A line judge or LJ in football is an official that lines up on the line of scrimmage opposite the down judge. The line judge helps the down judge with calling penalties around the line of scrimmage.
As the play progresses line judges are responsible for making calls on plays that end up near their position on the sideline. Line judges line up behind the line of scrimmage on field goals and punts to determine if any players are offside or encroaching.
Common calls made by this official include:
- illegal forward throw
Every Down Responsibilities
Depending on whether the offense decides to run or pass the ball a line judge will have different responsibilities. Though there are a few tasks that they must do each and every play.
Watch The Line
Along with the down Judge, the line judge is always responsible for watching the line of scrimmage for encroachment and offside.
Regardless of the play, this official will always have an eye on the line of scrimmage. Oftentimes you will notice wide receivers pointing to officials to determine whether or not they are onside.
The officials these plays are checking with are the down judge and line judge.
Counting Offensive Players
Another responsibility of the line judge is to count the number of offensive players on the field. If there are more than eleven players the line judge will call a penalty for too many men on the field.
The line judge has this duty on all plays including punts.
Line judges are also responsible for ruling on plays that occur near the sideline on his half of the field. This may include calling fumbles, players in bounds as well as complete or incomplete passes.
Since the line judge is so close to the line of scrimmage they have quite a few responsibilities when it comes to the passing game. First off the LJ will check out the formation to determine which receivers he is responsible for.
The line judge must then be prepared to rule on pass interference, holding or illegal contact occurring amongst the receivers and defensive backs he is responsible for watching.
Additionally, if a play ends up in the LJ’s vicinity he must make calls regarding whether the pass was complete. As well as if the receiver was inbounds or not when the catch was made.
When a pass is thrown in the direction of the LJ he must also determine if the throw was a forward pass or a lateral. This official must also determine if the passer was behind the line of scrimmage when the pass was thrown.
The first responsibility of the LJ on running plays is to watch for false starts, offsides, or encroachment amongst any player on the defense or offense.
The LJ then must watch the blockers and defenders on his side of the field for penalties. Common penalties such as holding, illegal contact, illegal blocks are the sorts of things this official will be looking for.
They are then responsible for watching his sideline to determine if the ball carrier forward progress is stopped or he steps out of bounds. At this point, the LJ must mark the location in which the ball carrier progressed the ball to.
On special teams this official has several responsibilities. On the kickoff, this official is lined up on the receiving team’s goal line. If the ball travels out of bounds before the endzone it is this official that makes the call.

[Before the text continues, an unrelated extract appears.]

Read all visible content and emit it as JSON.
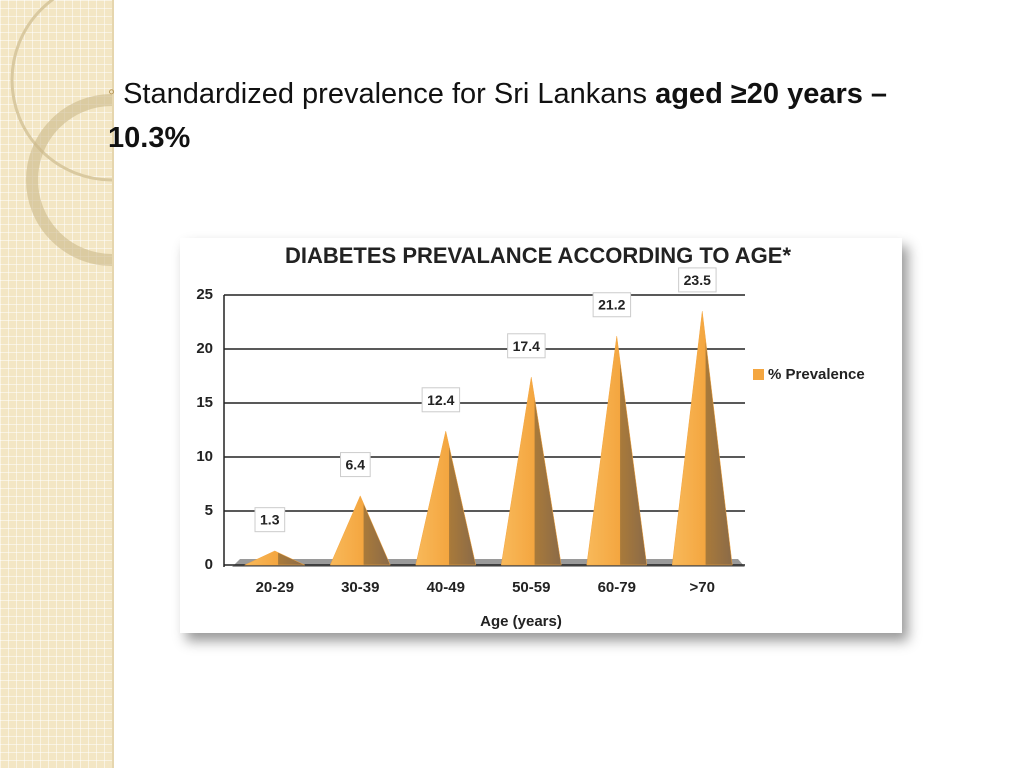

The LJ is also responsible for counting the number of players receiving the kickoff.
On punts, the LJ must watch the line of scrimmage to determine if any players on either side of the ball move early.
On field goals or extra-point attempts this official lines up at the line of scrimmage and calls offsides, encroachments, and false starts.
The positioning for a LJ is very straightforward. On almost every play the line judge will line up on the line of scrimmage across from the down judge.
It is only on kickoffs that this official lines up far from balls starting location.